Knowledge Catalog Question Answering

This is a special (simpler, actually) case for query answering as the schema is fixed and known ahead of time. We can further tune for this scenario within a new model and leverage some few-shot prompting techniques to seed common starting points for a robust UX.

Data Summarization

The typical use case here is summarizing query results to provide a seamless natural language experience with Voicebox. This does not rely on any special tuning or configuration and is something most LLMs can do quite well out of the box.

Data Modeling

To get started with Stardog, you have to build a model of your data, often adapting one of its pre-built Knowledge Kits. Voicebox has seen thousands of data models and has extensive general knowledge about a variety of use cases. The Data Modeling Service in Voicebox provides specific capabilities to help you get started:

  • Create or edit a data model from a natural language description
  • Create a data model from a table — CSV or a Stardog Data Source

Support

The Support Service has all of our technical documentation, community forums q&a, and other content about Stardog. This corpus of information provides the core of a question-answering service about Stardog. Need to know how to perform a backup? Or what the syntax is for full-text query search or wondering what a virtual graph is? The Support Service can answer all of those questions.

After the request has been routed to the correct Voicebox Service and executed, there’s one final step, personalization, and we have one last chain to help us achieve that. Extending some ideas from a LangChain blog, we gave Voicebox a personality, but more importantly, we also give it information about who it’s talking to.

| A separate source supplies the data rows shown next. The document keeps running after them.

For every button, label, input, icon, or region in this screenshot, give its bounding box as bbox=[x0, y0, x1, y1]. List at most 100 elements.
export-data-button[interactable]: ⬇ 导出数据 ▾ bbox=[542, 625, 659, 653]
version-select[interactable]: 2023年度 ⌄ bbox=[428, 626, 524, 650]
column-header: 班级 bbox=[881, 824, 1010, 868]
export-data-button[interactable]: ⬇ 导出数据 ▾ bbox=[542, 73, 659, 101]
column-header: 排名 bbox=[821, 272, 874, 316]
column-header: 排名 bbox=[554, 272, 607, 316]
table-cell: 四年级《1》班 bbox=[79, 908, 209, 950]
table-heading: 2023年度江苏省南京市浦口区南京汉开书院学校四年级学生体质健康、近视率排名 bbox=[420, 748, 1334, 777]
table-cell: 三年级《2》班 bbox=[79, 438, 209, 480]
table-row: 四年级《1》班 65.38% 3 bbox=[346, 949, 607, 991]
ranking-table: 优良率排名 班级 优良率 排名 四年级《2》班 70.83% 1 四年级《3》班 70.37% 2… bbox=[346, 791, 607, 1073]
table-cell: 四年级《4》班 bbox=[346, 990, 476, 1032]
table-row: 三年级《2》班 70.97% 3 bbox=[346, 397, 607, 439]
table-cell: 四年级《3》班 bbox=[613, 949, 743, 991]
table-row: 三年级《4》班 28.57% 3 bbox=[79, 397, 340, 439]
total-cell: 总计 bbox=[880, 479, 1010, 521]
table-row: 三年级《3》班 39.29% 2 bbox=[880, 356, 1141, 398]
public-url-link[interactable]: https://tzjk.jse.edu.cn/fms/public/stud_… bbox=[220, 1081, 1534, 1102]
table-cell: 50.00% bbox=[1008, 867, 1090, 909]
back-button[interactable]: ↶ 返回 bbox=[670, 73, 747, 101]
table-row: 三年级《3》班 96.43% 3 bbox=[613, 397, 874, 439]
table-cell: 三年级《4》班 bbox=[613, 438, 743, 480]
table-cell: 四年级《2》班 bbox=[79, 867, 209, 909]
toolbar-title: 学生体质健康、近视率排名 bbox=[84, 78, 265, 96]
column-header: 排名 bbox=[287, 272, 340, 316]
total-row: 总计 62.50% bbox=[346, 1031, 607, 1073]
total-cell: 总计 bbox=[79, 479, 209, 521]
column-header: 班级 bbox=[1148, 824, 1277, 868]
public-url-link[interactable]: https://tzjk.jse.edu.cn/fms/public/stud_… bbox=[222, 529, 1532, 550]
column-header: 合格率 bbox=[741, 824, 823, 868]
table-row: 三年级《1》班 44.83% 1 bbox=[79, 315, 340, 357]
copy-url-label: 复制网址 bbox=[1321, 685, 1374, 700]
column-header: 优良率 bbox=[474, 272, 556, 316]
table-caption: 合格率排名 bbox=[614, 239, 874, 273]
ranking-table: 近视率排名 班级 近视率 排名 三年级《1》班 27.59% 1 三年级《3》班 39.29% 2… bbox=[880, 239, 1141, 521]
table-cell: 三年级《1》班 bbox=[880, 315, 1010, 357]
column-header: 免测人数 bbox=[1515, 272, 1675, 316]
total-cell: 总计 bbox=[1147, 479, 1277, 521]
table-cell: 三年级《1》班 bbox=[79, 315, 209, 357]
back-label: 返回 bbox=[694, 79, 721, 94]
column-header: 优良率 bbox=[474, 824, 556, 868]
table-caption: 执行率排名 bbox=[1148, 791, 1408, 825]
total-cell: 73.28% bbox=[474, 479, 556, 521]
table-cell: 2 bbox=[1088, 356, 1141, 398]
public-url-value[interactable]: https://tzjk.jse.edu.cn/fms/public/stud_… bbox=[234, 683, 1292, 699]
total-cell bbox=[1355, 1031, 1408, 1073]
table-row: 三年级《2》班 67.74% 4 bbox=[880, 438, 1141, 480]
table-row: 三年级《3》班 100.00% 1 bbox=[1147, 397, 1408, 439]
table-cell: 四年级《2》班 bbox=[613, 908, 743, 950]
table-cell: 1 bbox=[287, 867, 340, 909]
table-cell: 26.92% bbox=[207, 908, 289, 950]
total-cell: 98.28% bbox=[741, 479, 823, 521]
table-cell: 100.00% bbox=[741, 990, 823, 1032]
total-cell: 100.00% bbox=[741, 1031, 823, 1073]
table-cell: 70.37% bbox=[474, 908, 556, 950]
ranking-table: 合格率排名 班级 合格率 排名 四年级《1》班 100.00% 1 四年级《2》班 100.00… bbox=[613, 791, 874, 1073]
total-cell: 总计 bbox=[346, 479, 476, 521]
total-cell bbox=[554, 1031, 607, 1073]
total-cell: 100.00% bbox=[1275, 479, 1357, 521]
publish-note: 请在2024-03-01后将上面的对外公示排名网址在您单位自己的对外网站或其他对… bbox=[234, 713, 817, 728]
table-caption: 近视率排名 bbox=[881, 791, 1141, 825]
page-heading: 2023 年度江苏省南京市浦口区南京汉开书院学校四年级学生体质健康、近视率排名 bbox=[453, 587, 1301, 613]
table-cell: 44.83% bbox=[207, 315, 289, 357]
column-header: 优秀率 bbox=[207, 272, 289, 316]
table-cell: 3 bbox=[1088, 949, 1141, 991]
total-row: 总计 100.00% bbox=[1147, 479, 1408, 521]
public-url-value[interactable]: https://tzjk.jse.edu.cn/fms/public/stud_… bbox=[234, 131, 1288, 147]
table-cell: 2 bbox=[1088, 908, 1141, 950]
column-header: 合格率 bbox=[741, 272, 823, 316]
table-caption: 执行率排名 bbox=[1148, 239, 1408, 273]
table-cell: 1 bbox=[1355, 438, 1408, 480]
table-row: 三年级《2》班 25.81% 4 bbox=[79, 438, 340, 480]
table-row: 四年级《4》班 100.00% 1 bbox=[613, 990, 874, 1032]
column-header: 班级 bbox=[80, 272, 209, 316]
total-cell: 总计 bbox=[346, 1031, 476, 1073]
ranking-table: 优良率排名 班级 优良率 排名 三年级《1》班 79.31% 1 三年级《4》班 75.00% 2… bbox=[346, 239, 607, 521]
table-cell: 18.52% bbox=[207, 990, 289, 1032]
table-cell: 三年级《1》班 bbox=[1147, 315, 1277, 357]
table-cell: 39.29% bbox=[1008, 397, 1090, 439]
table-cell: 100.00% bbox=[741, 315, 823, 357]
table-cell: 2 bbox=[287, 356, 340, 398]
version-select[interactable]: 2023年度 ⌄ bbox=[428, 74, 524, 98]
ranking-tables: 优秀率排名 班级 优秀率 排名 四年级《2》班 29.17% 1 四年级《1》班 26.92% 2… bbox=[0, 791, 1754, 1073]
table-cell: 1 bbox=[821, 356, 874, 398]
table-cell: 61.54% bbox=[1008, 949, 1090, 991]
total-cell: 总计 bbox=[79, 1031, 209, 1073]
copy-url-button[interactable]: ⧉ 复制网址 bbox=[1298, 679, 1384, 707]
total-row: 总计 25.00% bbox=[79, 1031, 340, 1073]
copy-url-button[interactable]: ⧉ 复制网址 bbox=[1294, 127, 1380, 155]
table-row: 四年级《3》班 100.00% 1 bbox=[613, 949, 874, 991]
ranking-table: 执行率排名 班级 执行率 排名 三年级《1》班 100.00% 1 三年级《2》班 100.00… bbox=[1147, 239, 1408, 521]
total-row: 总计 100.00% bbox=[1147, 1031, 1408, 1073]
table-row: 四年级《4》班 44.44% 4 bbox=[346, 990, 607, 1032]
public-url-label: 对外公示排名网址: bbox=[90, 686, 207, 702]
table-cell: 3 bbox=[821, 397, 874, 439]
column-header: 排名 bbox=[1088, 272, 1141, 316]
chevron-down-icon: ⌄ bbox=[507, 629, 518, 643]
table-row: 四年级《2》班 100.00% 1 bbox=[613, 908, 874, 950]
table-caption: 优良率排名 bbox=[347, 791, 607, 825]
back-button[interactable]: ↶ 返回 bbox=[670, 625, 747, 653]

Every user interacting with Voicebox is at a different stage in a learning journey with knowledge graphs, and Voicebox will do its best to tailor responses, particularly the Support Service, to match the user’s level of expertise. Given a profile, users are assigned a level of novice, intermediate, or expert, and Voicebox Personality will rephrase the information provided by the prior Voicebox Service with the appropriate level of complexity, while also sprinkling its own personality on top:

[Novice]
Q: what are virtual graphs and what are they good for?
A: Hi Mike! Virtual Graphs are a feature of Stardog that allow you to access external data sources. This means that you can access data from different sources and query them all together as if they were part of the same graph. This is useful when you want to combine data from different sources to get a more complete view of a subject.

[Expert]
Q: what are virtual graphs and what are they good for?
A: Thanks for your question Mike. Virtual Graphs are a feature of Stardog that allow you to map external data sources to individual named graphs. This can be useful for providing a unified view of data from multiple sources, making it easier to analyze and query data from disparate sources in a single query. Virtual Graphs allow you to map data from external sources like RDBMSs and NoSQL databases, as well as CSVs, into RDF, and then query them using SPARQL. They also provide a way to control access to the data sources, as access rules can be applied to Virtual Graphs.

Summary

LangChain has been a lot of fun to work with in Voicebox. It fit our needs for a framework in Python, allowing us to quickly transition from primitive, low-level code working directly with the LLM and getting every bit of mileage out of f-strings for prompt creation, to something more structured and extensible.

It has an embarrassment of riches in terms of features; it wasn’t just a simple API for working with an LLM. For example, it came with integration with vector databases for providing memory to the LLM and made a lot of the chaining and conversational aspects of Voicebox much easier. It also has Typescript support, a language that forms the foundation of our visual tools, something we’re excited to try out in the near future.